Le rapport de Visconti aux classes populaires latines a toujours charrié une
certaine ambiguïté, la solidarité objective quʼil entretenait avec celles-ci tenant
dans une haine partagée (« par le haut » et « par le bas ») de la grande bourgeoisie
milanaise. Dans Rocco et ses frères, film organisé selon une logique sérielle dont
le déploiement préfigure les grandes séries TV, six membres du prolétariat (une
mère, ses fils) ont valeur dʼarchétype, deviennent sous un regard altier des figures
de tragédie antique. Dʼoù lʼusage de comédiens, dʼune part non-transalpins, de
lʼautre quʼon croirait difficilement réellement issus du milieu décrit.
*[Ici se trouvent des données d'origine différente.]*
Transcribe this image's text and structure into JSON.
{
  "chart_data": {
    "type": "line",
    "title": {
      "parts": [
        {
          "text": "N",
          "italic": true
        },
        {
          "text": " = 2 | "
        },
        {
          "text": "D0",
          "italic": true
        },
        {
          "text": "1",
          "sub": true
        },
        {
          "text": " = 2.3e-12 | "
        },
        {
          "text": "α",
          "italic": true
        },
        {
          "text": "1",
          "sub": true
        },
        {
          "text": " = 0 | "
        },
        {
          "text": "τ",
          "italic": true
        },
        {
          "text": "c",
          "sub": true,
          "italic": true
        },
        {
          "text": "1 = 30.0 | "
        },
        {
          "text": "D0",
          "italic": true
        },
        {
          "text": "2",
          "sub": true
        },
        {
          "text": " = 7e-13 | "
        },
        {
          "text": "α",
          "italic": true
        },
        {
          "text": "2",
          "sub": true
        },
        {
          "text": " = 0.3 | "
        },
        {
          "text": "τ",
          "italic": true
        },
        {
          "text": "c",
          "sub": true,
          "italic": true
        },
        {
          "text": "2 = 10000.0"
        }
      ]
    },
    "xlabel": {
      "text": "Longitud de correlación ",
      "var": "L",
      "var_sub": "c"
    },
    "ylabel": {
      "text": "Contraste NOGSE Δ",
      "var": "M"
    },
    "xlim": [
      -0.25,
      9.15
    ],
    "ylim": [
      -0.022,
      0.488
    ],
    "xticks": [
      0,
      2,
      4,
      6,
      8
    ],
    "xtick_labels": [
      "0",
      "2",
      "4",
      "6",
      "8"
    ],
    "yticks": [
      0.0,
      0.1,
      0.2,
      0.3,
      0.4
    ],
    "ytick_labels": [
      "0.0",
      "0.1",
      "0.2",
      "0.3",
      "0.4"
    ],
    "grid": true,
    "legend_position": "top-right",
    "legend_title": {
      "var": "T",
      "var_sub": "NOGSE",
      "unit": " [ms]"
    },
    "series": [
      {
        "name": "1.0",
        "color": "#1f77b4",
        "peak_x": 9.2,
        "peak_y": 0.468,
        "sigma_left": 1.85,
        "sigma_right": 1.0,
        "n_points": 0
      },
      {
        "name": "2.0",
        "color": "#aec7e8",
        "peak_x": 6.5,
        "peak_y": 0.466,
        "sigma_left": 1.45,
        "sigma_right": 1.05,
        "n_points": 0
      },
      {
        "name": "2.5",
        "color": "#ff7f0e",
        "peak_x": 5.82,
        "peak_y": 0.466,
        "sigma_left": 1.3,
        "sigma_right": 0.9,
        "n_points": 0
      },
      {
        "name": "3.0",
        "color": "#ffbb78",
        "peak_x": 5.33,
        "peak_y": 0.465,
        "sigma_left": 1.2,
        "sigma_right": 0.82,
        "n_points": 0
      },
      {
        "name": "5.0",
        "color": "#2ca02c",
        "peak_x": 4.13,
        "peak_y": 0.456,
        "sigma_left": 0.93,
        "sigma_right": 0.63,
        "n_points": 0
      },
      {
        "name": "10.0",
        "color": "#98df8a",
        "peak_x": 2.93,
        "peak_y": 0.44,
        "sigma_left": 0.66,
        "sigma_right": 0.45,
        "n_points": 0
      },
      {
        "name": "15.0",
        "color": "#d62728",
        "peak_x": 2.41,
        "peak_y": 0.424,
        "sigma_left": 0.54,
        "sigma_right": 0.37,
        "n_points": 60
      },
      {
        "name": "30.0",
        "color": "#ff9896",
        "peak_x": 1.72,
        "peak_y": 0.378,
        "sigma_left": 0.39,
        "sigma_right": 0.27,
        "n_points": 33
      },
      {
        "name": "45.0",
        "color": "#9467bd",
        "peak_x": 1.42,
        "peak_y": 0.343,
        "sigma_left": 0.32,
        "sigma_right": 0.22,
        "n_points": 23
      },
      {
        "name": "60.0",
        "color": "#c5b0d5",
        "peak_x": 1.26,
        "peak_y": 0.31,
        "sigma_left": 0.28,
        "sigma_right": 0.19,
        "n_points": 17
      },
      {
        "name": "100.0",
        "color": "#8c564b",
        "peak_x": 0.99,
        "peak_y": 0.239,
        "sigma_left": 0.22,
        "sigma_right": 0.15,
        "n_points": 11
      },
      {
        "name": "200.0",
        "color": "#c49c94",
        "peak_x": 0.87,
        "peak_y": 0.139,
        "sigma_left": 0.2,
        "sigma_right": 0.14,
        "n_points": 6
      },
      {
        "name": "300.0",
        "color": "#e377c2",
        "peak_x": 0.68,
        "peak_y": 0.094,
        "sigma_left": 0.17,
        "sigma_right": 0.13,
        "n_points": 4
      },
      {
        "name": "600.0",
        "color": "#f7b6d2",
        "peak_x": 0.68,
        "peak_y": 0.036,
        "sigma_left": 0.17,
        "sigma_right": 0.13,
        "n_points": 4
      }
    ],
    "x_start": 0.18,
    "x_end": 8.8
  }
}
Ici se marque
une césure entre lʼachèvement néoréaliste et les règles naturalistes. Si cette
ambition de créer un monde entier de mythologie, de déployer autant que possible,
fait la particularité dʼun film matriciel de toute une veine narrative (de Francis Ford
Coppola à James Gray), il y aurait parfois eu un gain éventuel à ramasser
quelques épisodes… toute la première partie semblant, pour lʼexemple, sʼévertuer
à euphémiser la fascination du cinéaste pour un jeune Alain Delon à laquelle il
laissera libre cours dans la seconde.
Cinq frères, donc. Dans lʼordre épisodique: Vincenzo dʼabord (Spiros Focas).
Emigré avant les siens, lʼarrivée de sa fratrie et dʼune mater dolorosa digne des
Soprano met à mal son ménage récent avec Rosaria (Claudia Cardinale, encore
novice). Il représente tout lʼeffort vers un foyer petit-bourgeois contre lequel vient
buter lʼéparpillement congénital. Simone ensuite (Renato Salvatori), emblème de
la corruption citadine entraîné dans les tréfonds de la criminalité. Rocco ensuite
(Delon), visage dʼange incarnant lʼabnégation chrétienne, lʼaspiration à la sainteté.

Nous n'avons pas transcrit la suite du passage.